Jika pengawasan terhadap perubahan tata guna lahan dilakukan secara ketat maka dampak negatif terhadap lingkungan dapat diminimalkan.

Pemerintah sebenarnya bisa bertindak lebih tegas untuk menangani masalah ini. Selain memperbaiki infrastruktur, mereka juga harus benar-benar menerapkan regulasi lingkungan. Jangan hanya menjadi aturan di atas kertas.

Polisi Lingkungan

Barangkali kinilah saatnya membentuk Polisi Lingkungan, yakni lembaga yang bertugas untuk menegakkan aturan lingkungan secara ketat guna mencegah terjadinya degradasi ekosistem. Polisi Lingkungan berperan memastikan pembangunan di sebuah kawasan tetap memperhatikan aspek konservasi lingkungan dan tata ruang yang berkelanjutan.

Beberapa negara telah berhasil menerapkan sistem Polisi Lingkungan sebagai upaya perlindungan ekosistem. Beberapa contoh di antaranya, yaitu Environmental Protection Agency (EPA) di Amerika Serikat.

EPA memiliki divisi khusus yang bertugas menindak pelanggaran lingkungan, termasuk pencemaran air dan udara serta pengelolaan limbah berbahaya. Lembaga ini memiliki kewenangan untuk memberikan sanksi hukum kepada individu maupun perusahaan yang terbukti melakukan pelanggaran terhadap regulasi lingkungan.

Sementara itu, di Jerman ada Green Police, di mana terdapat unit khusus yang bertugas melakukan pengawasan terhadap aktivitas yang berpotensi merusak lingkungan, seperti pembuangan limbah ilegal, deforestasi tanpa izin, serta pelanggaran batas emisi kendaraan bermotor. Keberadaan unit tersebut turut memastikan bahwa kebijakan lingkungan dapat ditegakkan dengan maksimal.

Di Brasil ada Brigada Ambiental. Mereka berfokus pada perlindungan hutan hujan Amazon dari aktivitas ilegal, seperti perambahan hutan dan eksploitasi sumber daya alam yang berlebihan. Unit ini bekerja sama dengan masyarakat lokal untuk menjaga kelestarian ekosistem.

Jika Indonesia memiliki sistem serupa maka pelanggaran lingkungan seperti pembangunan liar di kawasan Puncak dapat dicegah sejak dini. Polisi Lingkungan akan memastikan bahwa Analisis Mengenai Dampak Lingkungan (Amdal) diterapkan secara konsisten dan tidak sekadar menjadi formalitas. Selain itu, keberadaan lembaga ini juga dapat meningkatkan kesadaran masyarakat akan pentingnya menjaga keseimbangan ekosistem.

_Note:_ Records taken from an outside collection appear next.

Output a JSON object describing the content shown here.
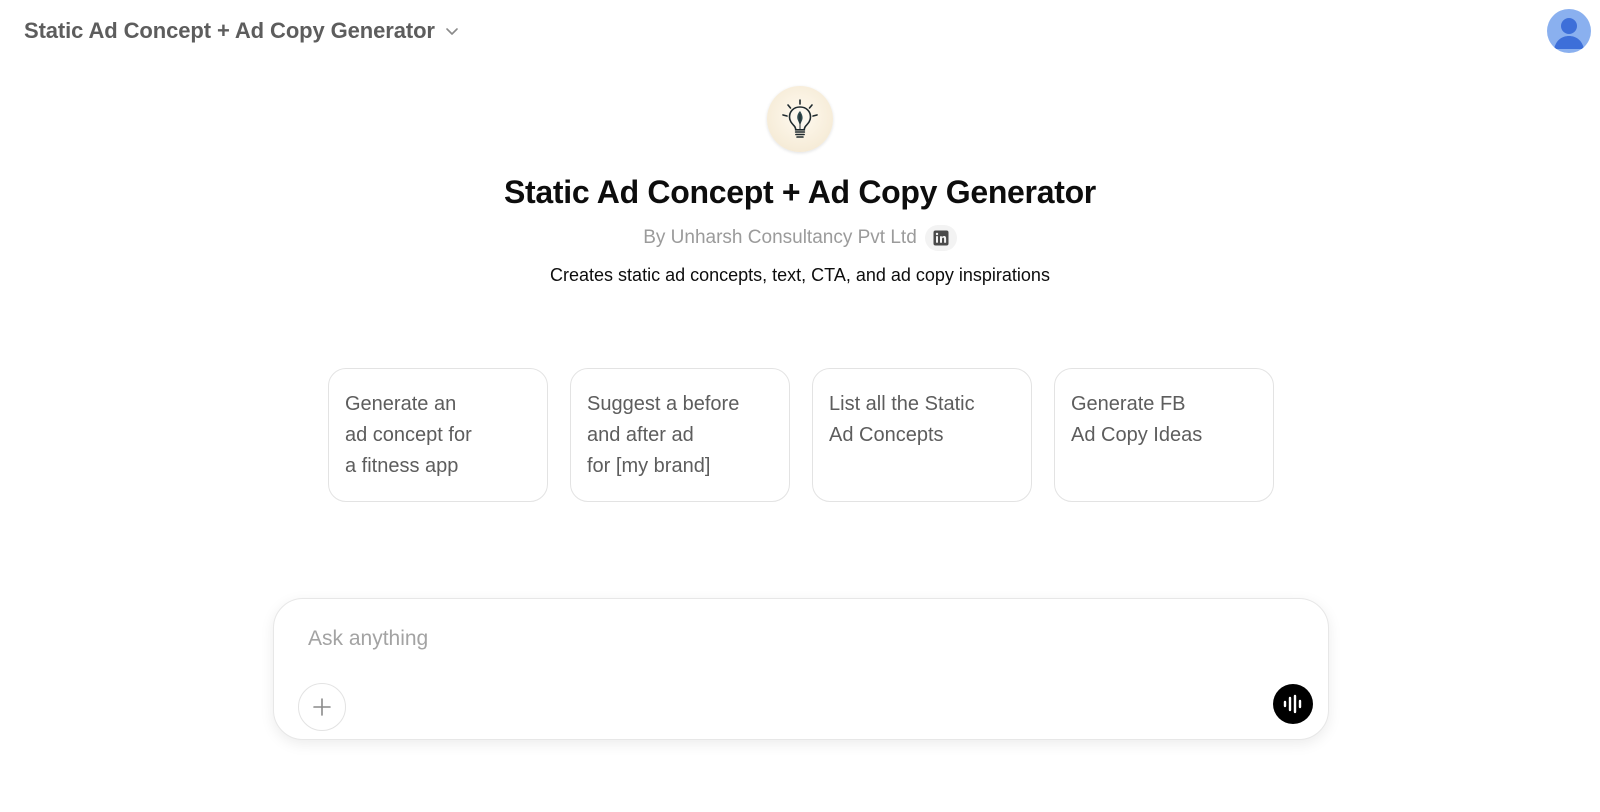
{
  "header": {
    "model_title": "Static Ad Concept + Ad Copy Generator",
    "chevron_icon": "chevron-down-icon",
    "avatar_icon": "user-avatar-icon"
  },
  "gpt": {
    "logo_icon": "lightbulb-icon",
    "title": "Static Ad Concept + Ad Copy Generator",
    "byline": "By Unharsh Consultancy Pvt Ltd",
    "social_icon": "linkedin-icon",
    "description": "Creates static ad concepts, text, CTA, and ad copy inspirations"
  },
  "starters": [
    {
      "text": "Generate an\nad concept for\na fitness app"
    },
    {
      "text": "Suggest a before\nand after ad\nfor [my brand]"
    },
    {
      "text": "List all the Static\nAd Concepts"
    },
    {
      "text": "Generate FB\nAd Copy Ideas"
    }
  ],
  "composer": {
    "placeholder": "Ask anything",
    "value": "",
    "attach_icon": "plus-icon",
    "voice_icon": "voice-mode-icon"
  },
  "colors": {
    "avatar_bg": "#8ab0ef",
    "avatar_fg": "#3d6fd9",
    "voice_button_bg": "#000000",
    "muted_text": "#9b9b9b"
  }
}
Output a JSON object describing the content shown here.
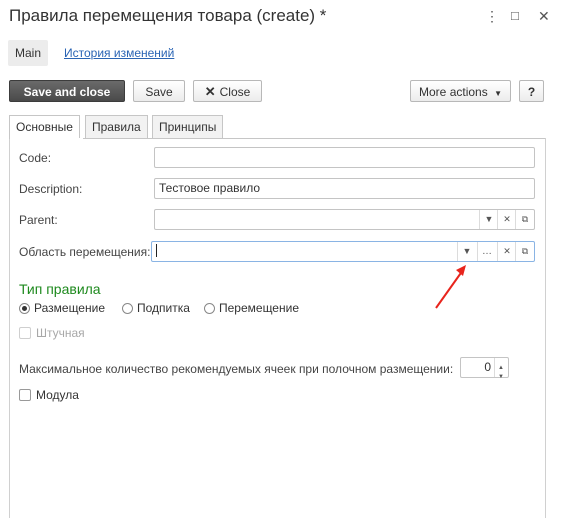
{
  "window": {
    "title": "Правила перемещения товара (create) *",
    "controls": {
      "menu": "⋮",
      "maximize": "□",
      "close": "✕"
    }
  },
  "nav": {
    "main": "Main",
    "history": "История изменений"
  },
  "toolbar": {
    "save_and_close": "Save and close",
    "save": "Save",
    "close": "Close",
    "more_actions": "More actions",
    "help": "?"
  },
  "tabs": [
    {
      "label": "Основные"
    },
    {
      "label": "Правила"
    },
    {
      "label": "Принципы"
    }
  ],
  "fields": {
    "code": {
      "label": "Code:",
      "value": ""
    },
    "description": {
      "label": "Description:",
      "value": "Тестовое правило"
    },
    "parent": {
      "label": "Parent:",
      "value": ""
    },
    "area": {
      "label": "Область перемещения:",
      "value": ""
    }
  },
  "rule_type": {
    "heading": "Тип правила",
    "options": [
      {
        "label": "Размещение",
        "selected": true
      },
      {
        "label": "Подпитка",
        "selected": false
      },
      {
        "label": "Перемещение",
        "selected": false
      }
    ]
  },
  "piece_checkbox": {
    "label": "Штучная",
    "checked": false,
    "disabled": true
  },
  "max_cells": {
    "label": "Максимальное количество рекомендуемых ячеек при полочном размещении:",
    "value": "0"
  },
  "modula_checkbox": {
    "label": "Модула",
    "checked": false
  },
  "annotation": {
    "color": "#e8241c"
  }
}
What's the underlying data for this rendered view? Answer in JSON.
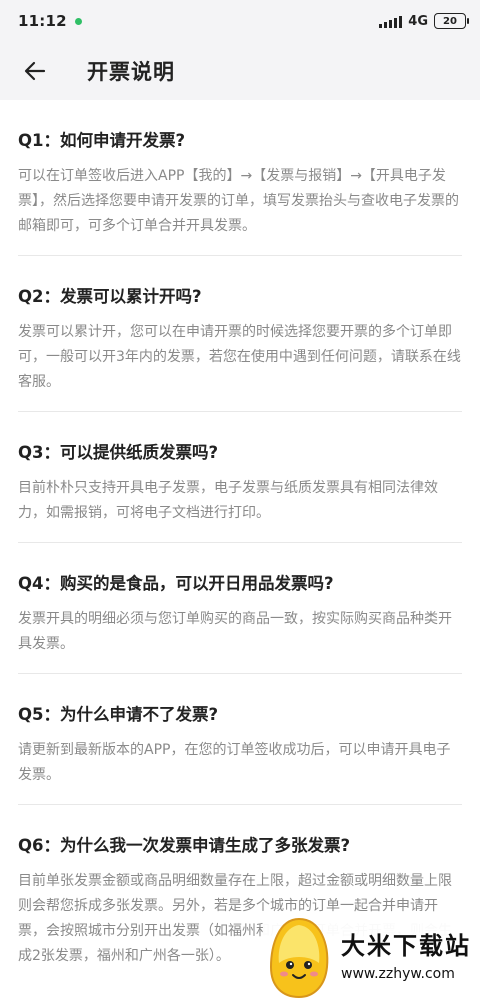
{
  "status_bar": {
    "time": "11:12",
    "network": "4G",
    "battery": "20"
  },
  "header": {
    "title": "开票说明"
  },
  "faq": [
    {
      "q": "Q1：如何申请开发票?",
      "a": "可以在订单签收后进入APP【我的】→【发票与报销】→【开具电子发票】，然后选择您要申请开发票的订单，填写发票抬头与查收电子发票的邮箱即可，可多个订单合并开具发票。"
    },
    {
      "q": "Q2：发票可以累计开吗?",
      "a": "发票可以累计开，您可以在申请开票的时候选择您要开票的多个订单即可，一般可以开3年内的发票，若您在使用中遇到任何问题，请联系在线客服。"
    },
    {
      "q": "Q3：可以提供纸质发票吗?",
      "a": "目前朴朴只支持开具电子发票，电子发票与纸质发票具有相同法律效力，如需报销，可将电子文档进行打印。"
    },
    {
      "q": "Q4：购买的是食品，可以开日用品发票吗?",
      "a": "发票开具的明细必须与您订单购买的商品一致，按实际购买商品种类开具发票。"
    },
    {
      "q": "Q5：为什么申请不了发票?",
      "a": "请更新到最新版本的APP，在您的订单签收成功后，可以申请开具电子发票。"
    },
    {
      "q": "Q6：为什么我一次发票申请生成了多张发票?",
      "a": "目前单张发票金额或商品明细数量存在上限，超过金额或明细数量上限则会帮您拆成多张发票。另外，若是多个城市的订单一起合并申请开票，会按照城市分别开出发票（如福州和广州的订单合并开票，则会生成2张发票，福州和广州各一张）。"
    }
  ],
  "watermark": {
    "name": "大米下载站",
    "url": "www.zzhyw.com"
  },
  "colors": {
    "header_bg": "#f4f4f6",
    "question": "#222222",
    "answer": "#8a8a8a",
    "divider": "#e8e8e8"
  }
}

Pemerintah memiliki peran yang sangat penting dalam mewujudkan kebijakan tersebut. Selain membangun infrastruktur yang mendukung pengelolaan air, diperlukan pula langkah konkret dalam menegakkan regulasi lingkungan yang sudah ada. Jika penegakan hukum tetap lemah maka permasalahan banjir dan degradasi lingkungan akan terus berlanjut.

Pembangunan di kawasan Puncak dan Kawasan serupa di tempat lain seperti Tawang Mangu di Karanganyar dan Cepogo di Boyolali, harus dilakukan dengan memperhatikan prinsip keberlanjutan. Keseimbangan antara pertumbuhan ekonomi dan kelestarian lingkungan merupakan faktor utama dalam mengurangi risiko bencana ekologis.

Pembentukan Polisi Lingkungan menjadi langkah strategis untuk memastikan bahwa kebijakan lingkungan dapat ditegakkan secara efektif. Dengan demikian, pengelolaan sumber daya alam dapat berjalan secara optimal tanpa mengorbankan keseimbangan ekosistem.